Ma a inguaiare Di Meo, oltre alle indagini della squadra mobile di Chieti, c’è il racconto di un testimone-chiave: un vicino di casa che lo aiutava nei lavori in campagna. Nei mesi scorsi l’uomo ha inviato una lettera in procura, riferendo che l’imputato gli aveva confidato di aver colpito in più occasioni la pensionata. Non solo: la conversazione incriminata è stata registrata. E non finisce qui: in una circostanza, il testimone in questione sostiene di aver assistito di persona alle botte, visto che frequentava la casa.

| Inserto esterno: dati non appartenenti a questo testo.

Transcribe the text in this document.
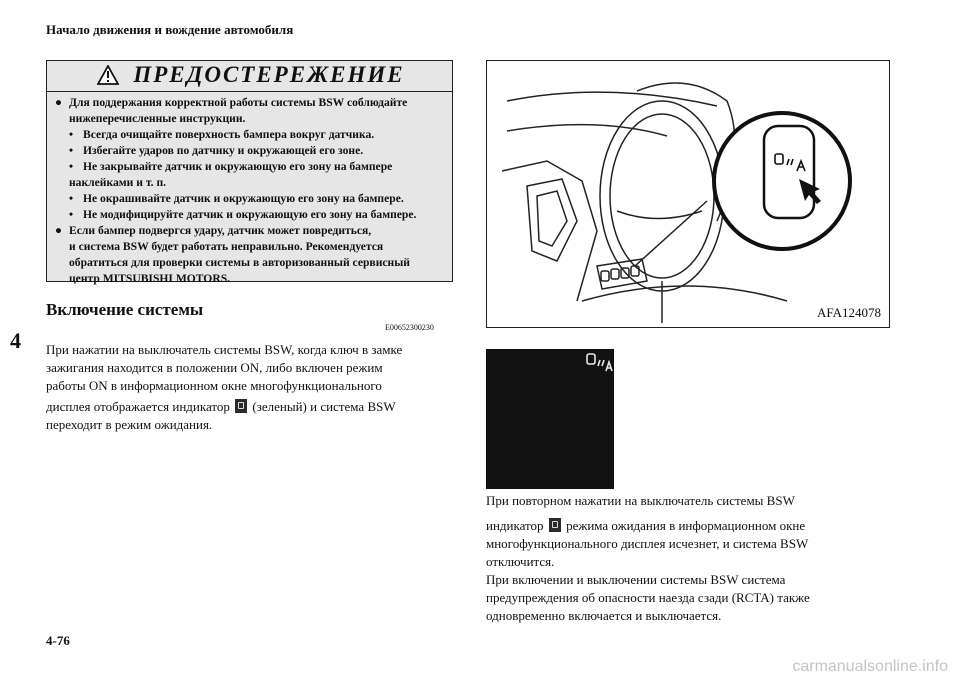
Начало движения и вождение автомобиля
4
ПРЕДОСТЕРЕЖЕНИЕ
● Для поддержания корректной работы системы BSW соблюдайте
нижеперечисленные инструкции.
• Всегда очищайте поверхность бампера вокруг датчика.
• Избегайте ударов по датчику и окружающей его зоне.
• Не закрывайте датчик и окружающую его зону на бампере
наклейками и т. п.
• Не окрашивайте датчик и окружающую его зону на бампере.
• Не модифицируйте датчик и окружающую его зону на бампере.
● Если бампер подвергся удару, датчик может повредиться,
и система BSW будет работать неправильно. Рекомендуется
обратиться для проверки системы в авторизованный сервисный
центр MITSUBISHI MOTORS.
Включение системы
E00652300230
При нажатии на выключатель системы BSW, когда ключ в замке
зажигания находится в положении ON, либо включен режим
работы ON в информационном окне многофункционального
дисплея отображается индикатор (зеленый) и система BSW
переходит в режим ожидания.
AFA124078
При повторном нажатии на выключатель системы BSW
индикатор режима ожидания в информационном окне
многофункционального дисплея исчезнет, и система BSW
отключится.
При включении и выключении системы BSW система
предупреждения об опасности наезда сзади (RCTA) также
одновременно включается и выключается.
4-76
carmanualsonline.info
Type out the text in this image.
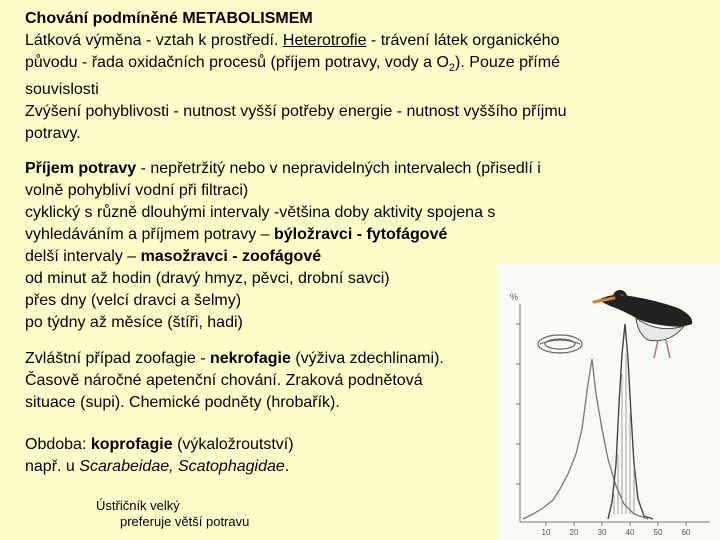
Chování podmíněné METABOLISMEM
Látková výměna - vztah k prostředí. Heterotrofie - trávení látek organického
původu - řada oxidačních procesů (příjem potravy, vody a $O_2$). Pouze přímé
souvislosti
Zvýšení pohyblivosti - nutnost vyšší potřeby energie - nutnost vyššího příjmu
potravy.
Příjem potravy - nepřetržitý nebo v nepravidelných intervalech (přisedlí i
volně pohybliví vodní při filtraci)
cyklický s různě dlouhými intervaly -většina doby aktivity spojena s
vyhledáváním a příjmem potravy – býložravci - fytofágové
delší intervaly – masožravci - zoofágové
od minut až hodin (dravý hmyz, pěvci, drobní savci)
přes dny (velcí dravci a šelmy)
po týdny až měsíce (štíři, hadi)
Zvláštní případ zoofagie - nekrofagie (výživa zdechlinami).
Časově náročné apetenční chování. Zraková podnětová
situace (supi). Chemické podněty (hrobařík).
Obdoba: koprofagie (výkaložroutství)
např. u Scarabeidae, Scatophagidae.
Ústřičník velký
preferuje větší potravu
%
10 20 30 40 50 60
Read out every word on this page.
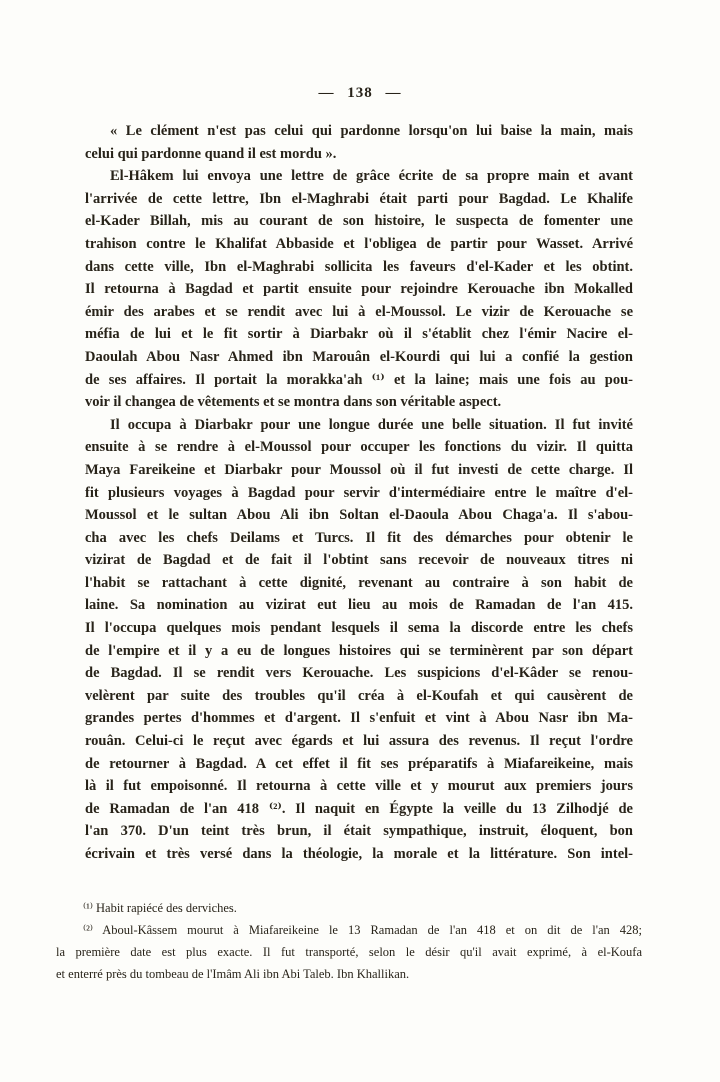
— 138 —
« Le clément n'est pas celui qui pardonne lorsqu'on lui baise la main, mais
celui qui pardonne quand il est mordu ».
El-Hâkem lui envoya une lettre de grâce écrite de sa propre main et avant
l'arrivée de cette lettre, Ibn el-Maghrabi était parti pour Bagdad. Le Khalife
el-Kader Billah, mis au courant de son histoire, le suspecta de fomenter une
trahison contre le Khalifat Abbaside et l'obligea de partir pour Wasset. Arrivé
dans cette ville, Ibn el-Maghrabi sollicita les faveurs d'el-Kader et les obtint.
Il retourna à Bagdad et partit ensuite pour rejoindre Kerouache ibn Mokalled
émir des arabes et se rendit avec lui à el-Moussol. Le vizir de Kerouache se
méfia de lui et le fit sortir à Diarbakr où il s'établit chez l'émir Nacire el-
Daoulah Abou Nasr Ahmed ibn Marouân el-Kourdi qui lui a confié la gestion
de ses affaires. Il portait la morakka'ah ⁽¹⁾ et la laine; mais une fois au pou-
voir il changea de vêtements et se montra dans son véritable aspect.
Il occupa à Diarbakr pour une longue durée une belle situation. Il fut invité
ensuite à se rendre à el-Moussol pour occuper les fonctions du vizir. Il quitta
Maya Fareikeine et Diarbakr pour Moussol où il fut investi de cette charge. Il
fit plusieurs voyages à Bagdad pour servir d'intermédiaire entre le maître d'el-
Moussol et le sultan Abou Ali ibn Soltan el-Daoula Abou Chaga'a. Il s'abou-
cha avec les chefs Deilams et Turcs. Il fit des démarches pour obtenir le
vizirat de Bagdad et de fait il l'obtint sans recevoir de nouveaux titres ni
l'habit se rattachant à cette dignité, revenant au contraire à son habit de
laine. Sa nomination au vizirat eut lieu au mois de Ramadan de l'an 415.
Il l'occupa quelques mois pendant lesquels il sema la discorde entre les chefs
de l'empire et il y a eu de longues histoires qui se terminèrent par son départ
de Bagdad. Il se rendit vers Kerouache. Les suspicions d'el-Kâder se renou-
velèrent par suite des troubles qu'il créa à el-Koufah et qui causèrent de
grandes pertes d'hommes et d'argent. Il s'enfuit et vint à Abou Nasr ibn Ma-
rouân. Celui-ci le reçut avec égards et lui assura des revenus. Il reçut l'ordre
de retourner à Bagdad. A cet effet il fit ses préparatifs à Miafareikeine, mais
là il fut empoisonné. Il retourna à cette ville et y mourut aux premiers jours
de Ramadan de l'an 418 ⁽²⁾. Il naquit en Égypte la veille du 13 Zilhodjé de
l'an 370. D'un teint très brun, il était sympathique, instruit, éloquent, bon
écrivain et très versé dans la théologie, la morale et la littérature. Son intel-
⁽¹⁾ Habit rapiécé des derviches.
⁽²⁾ Aboul-Kâssem mourut à Miafareikeine le 13 Ramadan de l'an 418 et on dit de l'an 428;
la première date est plus exacte. Il fut transporté, selon le désir qu'il avait exprimé, à el-Koufa
et enterré près du tombeau de l'Imâm Ali ibn Abi Taleb. Ibn Khallikan.
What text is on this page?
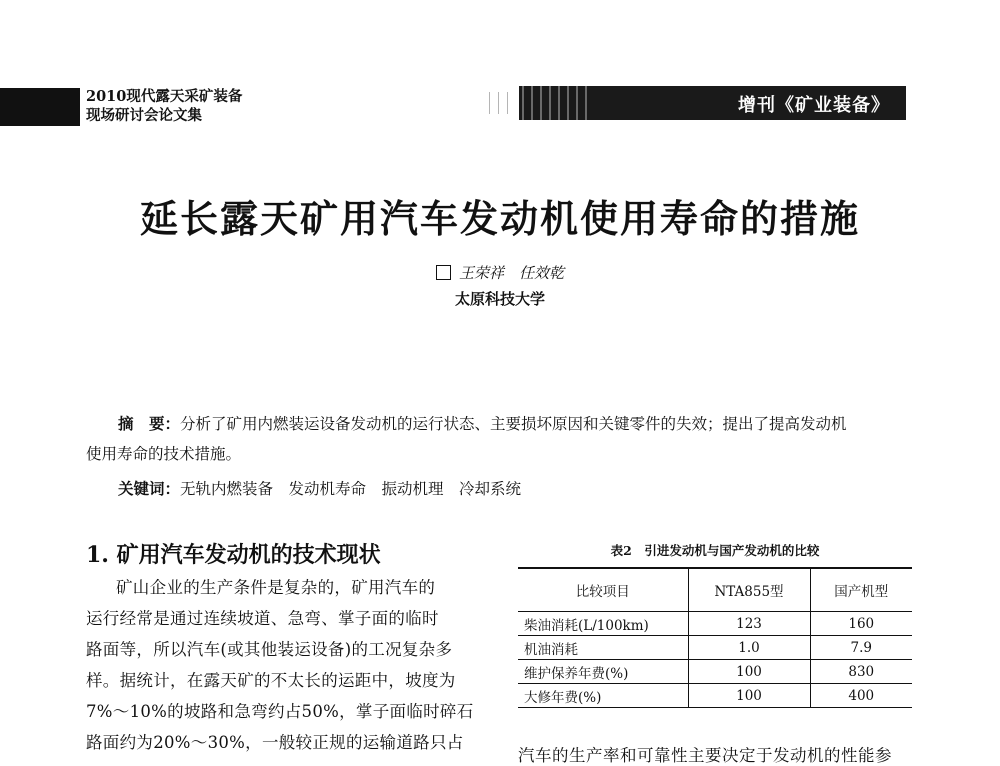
2010现代露天采矿装备
现场研讨会论文集	增刊《矿业装备》
延长露天矿用汽车发动机使用寿命的措施
王荣祥　任效乾
太原科技大学
摘　要：分析了矿用内燃装运设备发动机的运行状态、主要损坏原因和关键零件的失效；提出了提高发动机
使用寿命的技术措施。
关键词：无轨内燃装备　发动机寿命　振动机理　冷却系统
1. 矿用汽车发动机的技术现状
矿山企业的生产条件是复杂的，矿用汽车的
运行经常是通过连续坡道、急弯、掌子面的临时
路面等，所以汽车(或其他装运设备)的工况复杂多
样。据统计，在露天矿的不太长的运距中，坡度为
7%～10%的坡路和急弯约占50%，掌子面临时碎石
路面约为20%～30%，一般较正规的运输道路只占
表2　引进发动机与国产发动机的比较
比较项目	NTA855型	国产机型
柴油消耗(L/100km)	123	160
机油消耗	1.0	7.9
维护保养年费(%)	100	830
大修年费(%)	100	400
汽车的生产率和可靠性主要决定于发动机的性能参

Ieri, in aula, il pm ha sottolineato come sia stato lo stesso Di Meo, nella conversazione registrata di cui sopra, a “confessare” di aver colpito Valentina. «L’ho fatto perché avevo paura del mio vicino», ha replicato l’imputato. «In passato mi aveva anche spintonato, facendomi sbattere la schiena contro un palo di cemento. E mi aveva rubato pure il gasolio per il trattore. Quella mattina ha iniziato a dirmi, in macchina: “Io ti ho visto due o tre volte dare i pugni a Valentina”. E io gli ho risposto: “Va bene, sì, un pugno gliel’ho dato”. Ma, ripeto, ho detto quelle parole solo perché avevo paura della sua reazione», ha chiuso Di Meo. Si torna in aula il 28 ottobre.